I was reminded of this passage when I visited the farm last weekend. September 2007- May 2008 had been the driest six-month period on record in Wilson County – a mere half dozen inches of rain in half a year. The drought occurred during the very period when we had our first wheat crop in the ground. When I was there in June I mowed the three acres or so around the house with the old Murray lawn tractor, but there was not much growth to mow.

I returned in July, and attempted to mow again, but the Murray belched a cloud of white smoke and gave up the ghost. I decided against renting a mower and doing the job, consoling myself that the drought would keep the growth down for another month.
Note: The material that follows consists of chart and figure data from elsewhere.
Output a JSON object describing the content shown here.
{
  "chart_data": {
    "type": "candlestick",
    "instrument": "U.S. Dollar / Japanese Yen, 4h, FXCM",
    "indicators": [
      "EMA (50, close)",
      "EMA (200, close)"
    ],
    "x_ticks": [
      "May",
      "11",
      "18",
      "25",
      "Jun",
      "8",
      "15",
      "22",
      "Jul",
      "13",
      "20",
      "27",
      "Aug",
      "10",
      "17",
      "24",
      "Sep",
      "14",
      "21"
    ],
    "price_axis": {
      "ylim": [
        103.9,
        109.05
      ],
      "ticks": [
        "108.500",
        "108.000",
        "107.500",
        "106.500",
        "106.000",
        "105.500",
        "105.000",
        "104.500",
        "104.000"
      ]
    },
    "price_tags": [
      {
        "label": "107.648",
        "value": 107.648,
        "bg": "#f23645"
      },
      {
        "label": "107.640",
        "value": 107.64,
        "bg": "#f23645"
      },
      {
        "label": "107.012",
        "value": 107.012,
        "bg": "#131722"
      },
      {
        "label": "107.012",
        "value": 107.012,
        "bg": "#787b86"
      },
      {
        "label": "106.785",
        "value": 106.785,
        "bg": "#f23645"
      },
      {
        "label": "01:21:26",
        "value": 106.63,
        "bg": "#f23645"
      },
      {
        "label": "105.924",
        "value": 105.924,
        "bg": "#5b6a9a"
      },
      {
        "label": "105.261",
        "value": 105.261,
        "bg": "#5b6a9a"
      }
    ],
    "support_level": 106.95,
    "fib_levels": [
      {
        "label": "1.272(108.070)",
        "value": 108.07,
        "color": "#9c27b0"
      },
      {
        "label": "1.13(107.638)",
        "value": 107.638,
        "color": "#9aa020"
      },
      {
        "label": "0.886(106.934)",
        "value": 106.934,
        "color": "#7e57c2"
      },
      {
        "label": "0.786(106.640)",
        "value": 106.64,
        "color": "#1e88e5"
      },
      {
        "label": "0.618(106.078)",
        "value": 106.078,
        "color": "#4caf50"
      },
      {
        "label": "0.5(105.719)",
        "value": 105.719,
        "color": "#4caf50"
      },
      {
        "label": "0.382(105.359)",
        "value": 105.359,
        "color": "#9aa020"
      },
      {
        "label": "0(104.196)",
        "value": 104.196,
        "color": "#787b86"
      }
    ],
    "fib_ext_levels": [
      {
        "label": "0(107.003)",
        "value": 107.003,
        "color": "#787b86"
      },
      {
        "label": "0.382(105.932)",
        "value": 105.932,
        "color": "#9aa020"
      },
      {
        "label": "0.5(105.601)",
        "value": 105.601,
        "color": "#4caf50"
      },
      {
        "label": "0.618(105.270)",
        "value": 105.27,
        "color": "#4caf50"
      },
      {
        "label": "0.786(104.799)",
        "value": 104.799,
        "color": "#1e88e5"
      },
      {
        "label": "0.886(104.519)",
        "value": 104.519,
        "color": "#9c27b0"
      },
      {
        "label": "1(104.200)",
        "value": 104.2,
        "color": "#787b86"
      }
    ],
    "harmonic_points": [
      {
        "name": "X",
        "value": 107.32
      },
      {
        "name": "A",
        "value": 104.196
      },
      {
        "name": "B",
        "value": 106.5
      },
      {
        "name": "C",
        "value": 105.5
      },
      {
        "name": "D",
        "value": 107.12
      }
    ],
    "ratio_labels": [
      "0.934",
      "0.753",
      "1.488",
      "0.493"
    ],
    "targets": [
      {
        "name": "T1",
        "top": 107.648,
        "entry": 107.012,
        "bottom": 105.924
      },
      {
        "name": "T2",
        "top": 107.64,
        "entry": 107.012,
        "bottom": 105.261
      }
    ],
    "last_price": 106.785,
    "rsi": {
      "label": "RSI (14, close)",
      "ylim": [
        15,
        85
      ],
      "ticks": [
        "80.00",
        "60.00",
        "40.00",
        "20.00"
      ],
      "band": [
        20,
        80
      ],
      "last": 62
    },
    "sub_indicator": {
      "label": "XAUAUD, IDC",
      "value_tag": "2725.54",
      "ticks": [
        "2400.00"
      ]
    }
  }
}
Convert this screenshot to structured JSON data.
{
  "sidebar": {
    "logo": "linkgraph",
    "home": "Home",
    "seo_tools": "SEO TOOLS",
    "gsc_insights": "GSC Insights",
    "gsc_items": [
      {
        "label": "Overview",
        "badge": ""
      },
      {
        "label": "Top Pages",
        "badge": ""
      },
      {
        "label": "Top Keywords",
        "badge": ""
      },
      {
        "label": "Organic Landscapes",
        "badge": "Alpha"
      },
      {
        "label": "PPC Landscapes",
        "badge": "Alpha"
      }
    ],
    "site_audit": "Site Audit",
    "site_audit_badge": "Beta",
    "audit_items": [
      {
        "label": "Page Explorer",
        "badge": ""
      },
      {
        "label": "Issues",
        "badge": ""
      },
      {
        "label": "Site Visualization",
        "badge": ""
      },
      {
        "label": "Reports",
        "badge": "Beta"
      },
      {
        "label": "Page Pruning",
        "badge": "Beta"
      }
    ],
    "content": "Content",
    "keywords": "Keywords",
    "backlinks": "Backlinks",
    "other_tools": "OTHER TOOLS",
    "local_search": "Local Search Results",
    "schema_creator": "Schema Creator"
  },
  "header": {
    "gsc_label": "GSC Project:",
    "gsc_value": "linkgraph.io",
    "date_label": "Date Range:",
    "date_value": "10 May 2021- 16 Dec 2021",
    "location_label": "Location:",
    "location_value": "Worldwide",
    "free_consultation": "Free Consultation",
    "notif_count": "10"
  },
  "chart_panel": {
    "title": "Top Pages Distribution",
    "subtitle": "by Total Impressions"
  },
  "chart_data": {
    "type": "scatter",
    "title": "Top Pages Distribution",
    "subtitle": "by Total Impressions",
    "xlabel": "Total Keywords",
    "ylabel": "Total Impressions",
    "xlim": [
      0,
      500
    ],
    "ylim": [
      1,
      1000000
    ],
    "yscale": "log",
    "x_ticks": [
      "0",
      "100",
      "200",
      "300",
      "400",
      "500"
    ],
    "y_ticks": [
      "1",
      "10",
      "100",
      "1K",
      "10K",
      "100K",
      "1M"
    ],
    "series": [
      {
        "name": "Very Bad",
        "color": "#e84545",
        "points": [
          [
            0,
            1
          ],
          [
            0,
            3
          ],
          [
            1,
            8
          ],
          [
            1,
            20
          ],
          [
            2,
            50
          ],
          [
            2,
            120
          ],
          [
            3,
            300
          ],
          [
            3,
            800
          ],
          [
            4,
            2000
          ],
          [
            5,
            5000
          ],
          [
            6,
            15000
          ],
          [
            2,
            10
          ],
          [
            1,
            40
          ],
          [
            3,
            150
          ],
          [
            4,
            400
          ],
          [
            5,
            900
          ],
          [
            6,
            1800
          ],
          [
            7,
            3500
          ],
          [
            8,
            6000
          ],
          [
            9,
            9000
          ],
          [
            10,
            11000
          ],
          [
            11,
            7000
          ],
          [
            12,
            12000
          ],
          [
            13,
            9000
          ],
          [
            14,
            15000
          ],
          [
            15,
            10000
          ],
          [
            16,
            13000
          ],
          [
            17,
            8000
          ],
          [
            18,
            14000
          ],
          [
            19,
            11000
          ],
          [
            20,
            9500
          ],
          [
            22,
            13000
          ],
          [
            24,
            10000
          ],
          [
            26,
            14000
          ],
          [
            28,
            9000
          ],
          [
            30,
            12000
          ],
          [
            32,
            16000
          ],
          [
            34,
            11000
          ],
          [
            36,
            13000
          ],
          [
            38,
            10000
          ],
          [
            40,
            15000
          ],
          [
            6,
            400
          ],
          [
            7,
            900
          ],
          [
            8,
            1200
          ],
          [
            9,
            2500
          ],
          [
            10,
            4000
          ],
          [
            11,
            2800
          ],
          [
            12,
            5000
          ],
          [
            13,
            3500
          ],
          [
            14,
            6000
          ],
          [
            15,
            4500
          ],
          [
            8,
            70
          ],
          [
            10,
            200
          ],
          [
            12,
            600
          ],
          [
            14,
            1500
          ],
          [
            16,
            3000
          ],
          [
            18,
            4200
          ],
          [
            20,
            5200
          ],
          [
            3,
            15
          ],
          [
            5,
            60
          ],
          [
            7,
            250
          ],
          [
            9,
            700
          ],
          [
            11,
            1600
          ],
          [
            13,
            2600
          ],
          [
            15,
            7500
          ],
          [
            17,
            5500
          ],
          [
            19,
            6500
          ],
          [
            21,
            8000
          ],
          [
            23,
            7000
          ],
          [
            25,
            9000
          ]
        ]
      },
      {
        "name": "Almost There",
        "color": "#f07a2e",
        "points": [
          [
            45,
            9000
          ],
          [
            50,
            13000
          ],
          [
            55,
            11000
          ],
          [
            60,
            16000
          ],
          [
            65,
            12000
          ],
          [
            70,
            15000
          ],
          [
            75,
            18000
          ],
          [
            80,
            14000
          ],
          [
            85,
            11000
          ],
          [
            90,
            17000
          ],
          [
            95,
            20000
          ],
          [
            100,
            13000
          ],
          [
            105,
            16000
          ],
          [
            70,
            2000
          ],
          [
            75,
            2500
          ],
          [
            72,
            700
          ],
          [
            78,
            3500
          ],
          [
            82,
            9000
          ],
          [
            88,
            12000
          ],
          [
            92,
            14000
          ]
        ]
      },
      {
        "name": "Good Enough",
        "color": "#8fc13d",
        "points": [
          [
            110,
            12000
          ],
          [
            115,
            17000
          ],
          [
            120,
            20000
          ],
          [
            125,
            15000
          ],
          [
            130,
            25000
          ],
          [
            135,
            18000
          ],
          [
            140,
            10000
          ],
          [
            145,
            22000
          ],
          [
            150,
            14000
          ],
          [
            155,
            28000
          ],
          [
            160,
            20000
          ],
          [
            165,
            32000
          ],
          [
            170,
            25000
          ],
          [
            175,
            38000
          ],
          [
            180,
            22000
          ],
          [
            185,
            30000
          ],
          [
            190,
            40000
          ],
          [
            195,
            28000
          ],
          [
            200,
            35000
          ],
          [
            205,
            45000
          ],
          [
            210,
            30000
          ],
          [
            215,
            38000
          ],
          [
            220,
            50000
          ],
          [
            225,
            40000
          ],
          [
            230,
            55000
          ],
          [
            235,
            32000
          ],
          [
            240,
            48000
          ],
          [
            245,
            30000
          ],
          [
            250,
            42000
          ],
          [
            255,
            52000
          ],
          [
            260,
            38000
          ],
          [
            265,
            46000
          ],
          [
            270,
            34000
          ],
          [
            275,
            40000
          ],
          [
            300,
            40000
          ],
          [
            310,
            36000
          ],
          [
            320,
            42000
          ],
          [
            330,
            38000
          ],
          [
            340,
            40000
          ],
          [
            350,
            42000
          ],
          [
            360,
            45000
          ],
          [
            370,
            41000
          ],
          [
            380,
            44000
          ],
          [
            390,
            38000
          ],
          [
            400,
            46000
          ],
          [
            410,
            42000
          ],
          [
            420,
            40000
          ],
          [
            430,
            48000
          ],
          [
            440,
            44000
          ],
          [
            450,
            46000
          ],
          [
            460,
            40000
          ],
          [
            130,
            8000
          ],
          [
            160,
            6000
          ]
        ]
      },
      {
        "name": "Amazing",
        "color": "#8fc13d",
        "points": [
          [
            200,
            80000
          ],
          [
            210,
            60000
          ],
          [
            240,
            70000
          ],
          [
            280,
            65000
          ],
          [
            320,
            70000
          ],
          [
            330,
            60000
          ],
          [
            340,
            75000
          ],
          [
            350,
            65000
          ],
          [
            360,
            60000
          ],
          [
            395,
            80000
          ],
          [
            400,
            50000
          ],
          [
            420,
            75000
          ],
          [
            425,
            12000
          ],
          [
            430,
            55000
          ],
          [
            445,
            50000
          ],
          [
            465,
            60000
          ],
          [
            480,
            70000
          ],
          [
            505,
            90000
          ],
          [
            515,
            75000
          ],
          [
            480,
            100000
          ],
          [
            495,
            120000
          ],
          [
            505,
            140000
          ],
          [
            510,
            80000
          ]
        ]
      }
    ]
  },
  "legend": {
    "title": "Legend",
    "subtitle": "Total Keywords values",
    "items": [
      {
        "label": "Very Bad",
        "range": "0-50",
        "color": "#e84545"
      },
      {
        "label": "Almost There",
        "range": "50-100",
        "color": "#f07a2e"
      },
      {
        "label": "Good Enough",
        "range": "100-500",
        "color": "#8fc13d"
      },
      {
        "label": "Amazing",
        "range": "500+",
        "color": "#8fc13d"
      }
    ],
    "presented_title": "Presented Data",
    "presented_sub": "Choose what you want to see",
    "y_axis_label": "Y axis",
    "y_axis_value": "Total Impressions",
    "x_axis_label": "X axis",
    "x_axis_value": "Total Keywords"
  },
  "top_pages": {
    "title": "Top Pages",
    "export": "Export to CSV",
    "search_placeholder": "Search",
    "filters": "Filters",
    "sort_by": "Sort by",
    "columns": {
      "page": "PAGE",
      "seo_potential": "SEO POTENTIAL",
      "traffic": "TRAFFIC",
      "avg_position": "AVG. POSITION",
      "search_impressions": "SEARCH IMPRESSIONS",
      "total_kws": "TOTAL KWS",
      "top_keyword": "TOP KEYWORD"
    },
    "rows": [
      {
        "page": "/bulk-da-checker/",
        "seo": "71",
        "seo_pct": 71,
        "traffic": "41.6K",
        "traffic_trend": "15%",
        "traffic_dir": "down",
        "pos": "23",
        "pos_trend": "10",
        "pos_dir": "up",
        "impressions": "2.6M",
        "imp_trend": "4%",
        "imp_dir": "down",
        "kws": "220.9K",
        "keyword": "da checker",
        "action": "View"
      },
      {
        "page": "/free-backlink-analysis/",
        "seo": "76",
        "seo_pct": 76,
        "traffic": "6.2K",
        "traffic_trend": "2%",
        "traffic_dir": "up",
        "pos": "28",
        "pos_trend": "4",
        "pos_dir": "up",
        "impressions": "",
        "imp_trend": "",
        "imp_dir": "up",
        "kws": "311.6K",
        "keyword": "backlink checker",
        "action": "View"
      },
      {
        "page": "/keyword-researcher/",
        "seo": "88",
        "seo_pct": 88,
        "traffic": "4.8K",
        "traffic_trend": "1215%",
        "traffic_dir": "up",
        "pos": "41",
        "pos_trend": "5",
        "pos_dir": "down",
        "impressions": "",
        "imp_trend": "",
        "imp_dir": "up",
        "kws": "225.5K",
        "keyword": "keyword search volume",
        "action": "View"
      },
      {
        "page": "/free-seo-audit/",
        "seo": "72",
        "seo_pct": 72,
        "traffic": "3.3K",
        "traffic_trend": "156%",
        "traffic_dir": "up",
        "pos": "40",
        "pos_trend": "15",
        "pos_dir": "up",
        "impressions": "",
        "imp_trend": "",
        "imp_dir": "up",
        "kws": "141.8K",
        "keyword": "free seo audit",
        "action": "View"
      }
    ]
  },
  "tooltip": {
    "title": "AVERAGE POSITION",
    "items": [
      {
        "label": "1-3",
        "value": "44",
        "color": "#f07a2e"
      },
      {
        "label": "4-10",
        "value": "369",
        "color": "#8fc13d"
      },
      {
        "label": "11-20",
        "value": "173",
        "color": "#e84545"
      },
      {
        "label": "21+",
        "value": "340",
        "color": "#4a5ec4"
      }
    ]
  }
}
More than three inches of rain mercifully fell around Floresville over the next six weeks. And the powerful fecundity woven into the DNA of an army of weeds, grasses, and wildflowers responded in obedience to an ancient commandment. When we arrived last weekend, we stood and stared at the attempted insurrection all of nature had orchestrated in a little more than a month. I had forgotten just how wild the place really is. The area we’d worked so hard to clear last year was on the verge of a complete reoccupation by opposition forces. Renting a lawn mower to deal with this would have been futile. Grasses, ragweed, and paper leaf mulberry were growing as high as my chest.

We drove into San Antonio, pausing at the Texas Pride BBQ in Adkins for lunch. (We learned about this place on the Food Network’s Diners, Drive-ins, and Dives program.) I rented an Outback Billy Goat, a walk-behind brush cutter, to attempt to stem the tide of the revolution. I spent three hours on Friday and another three on Saturday walking through enemy territory with this weapon of grass destruction. The Billy Goat can cut through small trees of 3” diameter and leave them lying on the ground. It leaves a pretty rough cut on the grass, but it did the job. Melinda set about restoring a flowerbed area around the oak tree and the house in the back yard, which she had attempted to establish in July as well. After two days of labor, we could sit in the swing out back and enjoy the view.

On Saturday afternoon I loaded the broken lawn tractor into Willie and hauled it back to Houston for repair. As soon as Murray is feeling better, he and Willie and I will return to tend the property again.

(We stopped at my son’s house to pick up their two dogs for a few days while he and his family were out of town. The Creeches drove through Houston on Saturday night looking like the Clampitts, with three people and two dogs in the pickup, hauling a big lawn tractor in the bed.)

I thought about sloth as I walked behind the Billy Goat for hours. Neglect of important things, even when not the product of laziness, nevertheless has its consequences. Being too busy, not too lazy, is not a better reason. Lawns and fields and children and spouses and bodies and minds and spirit do not care what the cause of the neglect is. They respond the same way. They grow the stuff you do not want. But grace remains. Permanent effects are usually not immediate. It may take extra effort, but the opportunity remains open for a while to make things right. Left untended, however, the weeds will eventually win. That’s why the sin of sloth is considered one of the seven deadly ones, I suppose.